Croissance en Centrafrique : le financement du développement reste sous tension - FINECO Croissance en Centrafrique : le financement du développement reste sous tension - FINECO

Croissance en Centrafrique : le financement du développement reste sous tension

Croissance en Centrafrique : le financement du développement reste sous tension

La Banque africaine de développement (BAD) a publié mardi 8 septembre son rapport pays 2026 sur la République centrafricaine, dans lequel elle projette une croissance réelle de 2,9 % en 2026 et de 3,9 % en 2027. L’institution estime toutefois que la reprise reste trop fragile pour répondre rapidement aux besoins sociaux du pays et financer sa transformation économique.

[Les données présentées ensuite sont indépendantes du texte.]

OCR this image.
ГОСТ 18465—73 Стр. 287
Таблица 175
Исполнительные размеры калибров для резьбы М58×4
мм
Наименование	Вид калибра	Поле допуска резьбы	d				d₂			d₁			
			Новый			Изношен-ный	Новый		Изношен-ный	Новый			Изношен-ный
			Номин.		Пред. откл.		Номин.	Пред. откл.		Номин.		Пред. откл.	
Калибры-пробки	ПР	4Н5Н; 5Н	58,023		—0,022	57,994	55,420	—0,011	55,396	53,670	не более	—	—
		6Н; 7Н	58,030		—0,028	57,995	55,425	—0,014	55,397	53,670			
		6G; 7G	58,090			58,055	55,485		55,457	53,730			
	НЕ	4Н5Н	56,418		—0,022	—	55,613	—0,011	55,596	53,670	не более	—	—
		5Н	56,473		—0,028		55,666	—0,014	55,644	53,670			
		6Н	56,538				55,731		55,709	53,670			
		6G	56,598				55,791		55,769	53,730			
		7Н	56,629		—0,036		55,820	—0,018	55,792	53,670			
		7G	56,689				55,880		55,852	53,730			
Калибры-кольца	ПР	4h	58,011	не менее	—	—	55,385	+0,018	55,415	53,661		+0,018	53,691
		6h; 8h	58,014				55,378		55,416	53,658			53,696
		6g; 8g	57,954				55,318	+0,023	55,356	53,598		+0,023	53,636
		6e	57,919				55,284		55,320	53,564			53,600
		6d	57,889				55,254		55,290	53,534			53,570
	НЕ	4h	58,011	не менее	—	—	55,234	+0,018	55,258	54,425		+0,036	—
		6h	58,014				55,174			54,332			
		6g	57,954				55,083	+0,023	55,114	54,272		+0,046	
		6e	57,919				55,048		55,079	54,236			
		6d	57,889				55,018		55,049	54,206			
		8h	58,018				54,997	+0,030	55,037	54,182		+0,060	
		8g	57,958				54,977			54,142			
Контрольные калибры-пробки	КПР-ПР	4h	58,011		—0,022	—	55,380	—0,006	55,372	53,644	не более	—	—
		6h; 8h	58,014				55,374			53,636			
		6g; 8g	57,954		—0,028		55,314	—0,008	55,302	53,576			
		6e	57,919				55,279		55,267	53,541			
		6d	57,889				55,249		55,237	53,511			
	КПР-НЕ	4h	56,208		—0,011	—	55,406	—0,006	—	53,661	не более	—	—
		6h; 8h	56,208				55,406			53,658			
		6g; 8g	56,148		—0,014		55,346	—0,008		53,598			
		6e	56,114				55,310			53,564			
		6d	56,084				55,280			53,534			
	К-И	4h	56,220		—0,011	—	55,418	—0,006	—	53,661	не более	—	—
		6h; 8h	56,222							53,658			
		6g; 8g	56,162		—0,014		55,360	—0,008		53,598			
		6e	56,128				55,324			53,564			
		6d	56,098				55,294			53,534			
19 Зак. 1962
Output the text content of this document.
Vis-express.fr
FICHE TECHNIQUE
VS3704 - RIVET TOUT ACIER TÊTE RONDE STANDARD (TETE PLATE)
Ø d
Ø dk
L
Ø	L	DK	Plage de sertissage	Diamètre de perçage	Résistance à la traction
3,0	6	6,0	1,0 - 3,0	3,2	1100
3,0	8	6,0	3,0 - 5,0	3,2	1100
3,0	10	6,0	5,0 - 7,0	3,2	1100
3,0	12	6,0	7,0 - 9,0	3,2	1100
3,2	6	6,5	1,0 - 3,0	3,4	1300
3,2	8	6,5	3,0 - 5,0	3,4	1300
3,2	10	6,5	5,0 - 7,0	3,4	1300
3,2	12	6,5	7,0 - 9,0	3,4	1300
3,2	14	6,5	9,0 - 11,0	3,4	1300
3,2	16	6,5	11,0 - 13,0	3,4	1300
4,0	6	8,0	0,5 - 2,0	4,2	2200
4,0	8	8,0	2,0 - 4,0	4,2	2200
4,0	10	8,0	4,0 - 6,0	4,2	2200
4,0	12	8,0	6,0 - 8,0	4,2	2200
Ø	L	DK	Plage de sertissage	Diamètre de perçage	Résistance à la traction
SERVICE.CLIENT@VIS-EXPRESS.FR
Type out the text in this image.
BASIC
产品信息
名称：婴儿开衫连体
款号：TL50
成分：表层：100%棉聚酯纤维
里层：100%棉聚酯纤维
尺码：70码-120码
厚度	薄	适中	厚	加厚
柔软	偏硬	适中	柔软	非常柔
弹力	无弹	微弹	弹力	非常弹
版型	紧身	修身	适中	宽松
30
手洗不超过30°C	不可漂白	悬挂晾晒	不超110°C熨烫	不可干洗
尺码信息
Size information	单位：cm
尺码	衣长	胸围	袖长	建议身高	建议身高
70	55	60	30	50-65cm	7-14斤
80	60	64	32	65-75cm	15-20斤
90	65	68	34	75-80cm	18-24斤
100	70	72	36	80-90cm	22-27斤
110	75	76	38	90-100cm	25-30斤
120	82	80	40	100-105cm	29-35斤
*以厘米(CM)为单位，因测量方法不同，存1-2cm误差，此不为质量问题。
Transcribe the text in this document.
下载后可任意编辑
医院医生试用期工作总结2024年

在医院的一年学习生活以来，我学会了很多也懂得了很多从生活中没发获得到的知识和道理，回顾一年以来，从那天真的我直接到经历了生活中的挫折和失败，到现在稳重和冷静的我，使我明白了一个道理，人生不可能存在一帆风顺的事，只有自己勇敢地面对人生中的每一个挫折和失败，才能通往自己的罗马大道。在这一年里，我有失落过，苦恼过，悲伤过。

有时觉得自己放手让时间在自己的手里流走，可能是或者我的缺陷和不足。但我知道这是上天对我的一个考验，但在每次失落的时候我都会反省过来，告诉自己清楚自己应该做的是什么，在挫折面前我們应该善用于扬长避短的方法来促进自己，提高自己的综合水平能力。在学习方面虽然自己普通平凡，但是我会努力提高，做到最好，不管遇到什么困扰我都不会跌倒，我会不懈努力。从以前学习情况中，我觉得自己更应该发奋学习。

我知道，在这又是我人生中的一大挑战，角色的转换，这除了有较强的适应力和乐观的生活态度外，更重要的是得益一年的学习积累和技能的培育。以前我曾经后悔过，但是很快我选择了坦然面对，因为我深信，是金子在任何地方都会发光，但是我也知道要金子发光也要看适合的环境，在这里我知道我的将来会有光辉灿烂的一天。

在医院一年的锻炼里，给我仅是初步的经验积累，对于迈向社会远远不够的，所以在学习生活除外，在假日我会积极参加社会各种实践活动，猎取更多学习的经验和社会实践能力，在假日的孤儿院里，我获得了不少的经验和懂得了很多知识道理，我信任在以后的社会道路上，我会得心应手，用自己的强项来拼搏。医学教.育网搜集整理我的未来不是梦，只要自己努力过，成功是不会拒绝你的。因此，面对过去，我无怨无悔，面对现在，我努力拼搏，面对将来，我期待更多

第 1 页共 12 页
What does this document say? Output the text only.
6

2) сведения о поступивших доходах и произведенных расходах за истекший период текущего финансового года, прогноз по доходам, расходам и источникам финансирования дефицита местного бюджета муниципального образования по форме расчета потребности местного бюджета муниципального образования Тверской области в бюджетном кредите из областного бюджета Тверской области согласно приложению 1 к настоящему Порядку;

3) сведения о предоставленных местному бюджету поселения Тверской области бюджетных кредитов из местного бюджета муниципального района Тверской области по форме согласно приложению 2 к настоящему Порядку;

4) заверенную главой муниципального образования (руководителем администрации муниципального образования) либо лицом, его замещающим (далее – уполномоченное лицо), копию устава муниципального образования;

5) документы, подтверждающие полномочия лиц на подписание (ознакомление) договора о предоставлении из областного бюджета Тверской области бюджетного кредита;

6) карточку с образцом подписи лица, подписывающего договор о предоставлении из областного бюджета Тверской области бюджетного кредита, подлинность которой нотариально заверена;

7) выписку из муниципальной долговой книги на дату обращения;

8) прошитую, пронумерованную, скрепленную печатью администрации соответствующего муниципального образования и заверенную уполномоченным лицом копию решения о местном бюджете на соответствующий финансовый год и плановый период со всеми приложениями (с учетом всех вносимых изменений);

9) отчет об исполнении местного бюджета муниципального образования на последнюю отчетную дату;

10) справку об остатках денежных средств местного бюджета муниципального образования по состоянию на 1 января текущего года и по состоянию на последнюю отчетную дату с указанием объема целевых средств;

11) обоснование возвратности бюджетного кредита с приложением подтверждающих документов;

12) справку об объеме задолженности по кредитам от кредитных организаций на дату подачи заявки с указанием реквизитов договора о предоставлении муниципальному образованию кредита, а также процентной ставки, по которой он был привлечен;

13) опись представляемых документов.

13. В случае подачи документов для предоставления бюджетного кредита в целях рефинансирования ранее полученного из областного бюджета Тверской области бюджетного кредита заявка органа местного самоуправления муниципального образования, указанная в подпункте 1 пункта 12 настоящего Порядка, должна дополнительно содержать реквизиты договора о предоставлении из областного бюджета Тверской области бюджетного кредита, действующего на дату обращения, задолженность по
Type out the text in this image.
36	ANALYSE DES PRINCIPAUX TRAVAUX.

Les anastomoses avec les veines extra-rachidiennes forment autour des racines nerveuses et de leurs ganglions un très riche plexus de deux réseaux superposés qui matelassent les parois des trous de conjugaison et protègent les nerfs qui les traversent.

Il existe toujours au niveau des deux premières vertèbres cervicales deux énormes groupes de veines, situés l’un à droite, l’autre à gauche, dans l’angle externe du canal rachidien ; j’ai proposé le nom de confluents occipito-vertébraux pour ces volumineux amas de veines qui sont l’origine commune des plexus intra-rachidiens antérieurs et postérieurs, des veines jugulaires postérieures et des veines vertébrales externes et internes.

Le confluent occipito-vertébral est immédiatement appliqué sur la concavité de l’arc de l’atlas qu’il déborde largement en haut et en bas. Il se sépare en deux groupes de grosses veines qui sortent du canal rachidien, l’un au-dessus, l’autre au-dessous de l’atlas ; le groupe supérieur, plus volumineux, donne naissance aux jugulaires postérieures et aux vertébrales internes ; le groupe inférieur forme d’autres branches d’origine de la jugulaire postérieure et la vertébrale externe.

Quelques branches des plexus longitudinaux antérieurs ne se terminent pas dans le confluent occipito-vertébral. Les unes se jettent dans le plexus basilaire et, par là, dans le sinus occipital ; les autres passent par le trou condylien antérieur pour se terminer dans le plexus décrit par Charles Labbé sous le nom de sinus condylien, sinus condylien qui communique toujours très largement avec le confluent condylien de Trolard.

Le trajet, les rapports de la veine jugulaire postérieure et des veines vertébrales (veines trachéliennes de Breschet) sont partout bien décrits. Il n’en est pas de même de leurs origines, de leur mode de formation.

Selon la BAD, l’économie centrafricaine a progressé de 3,3 % en 2025, après 1,8 % en 2024 et 0,7 % en 2023. Cette amélioration a été soutenue par le secteur primaire, notamment l’agriculture, la forêt et les mines, ainsi que par un rebond de l’investissement.

Le redressement reste toutefois exposé à plusieurs vulnérabilités. La dette publique a atteint 59 % du PIB en 2025, contre 58 % un an plus tôt, tandis que le déficit courant s’est établi à 7,4 % du PIB. Pour 2026, la trajectoire dépendra notamment de la stabilité sécuritaire, de la disponibilité de l’énergie et de l’avancement de projets d’infrastructures dans les transports, l’énergie et l’agro-industrie.

Le principal défi se situe désormais sur le terrain du financement du Plan national de développement 2024-2028. La BAD chiffre ses besoins à 12,8 milliards de dollars et appelle Bangui à élargir ses sources de financement, en mobilisant davantage l’épargne nationale, la diaspora, les investisseurs institutionnels, le marché régional et le capital privé.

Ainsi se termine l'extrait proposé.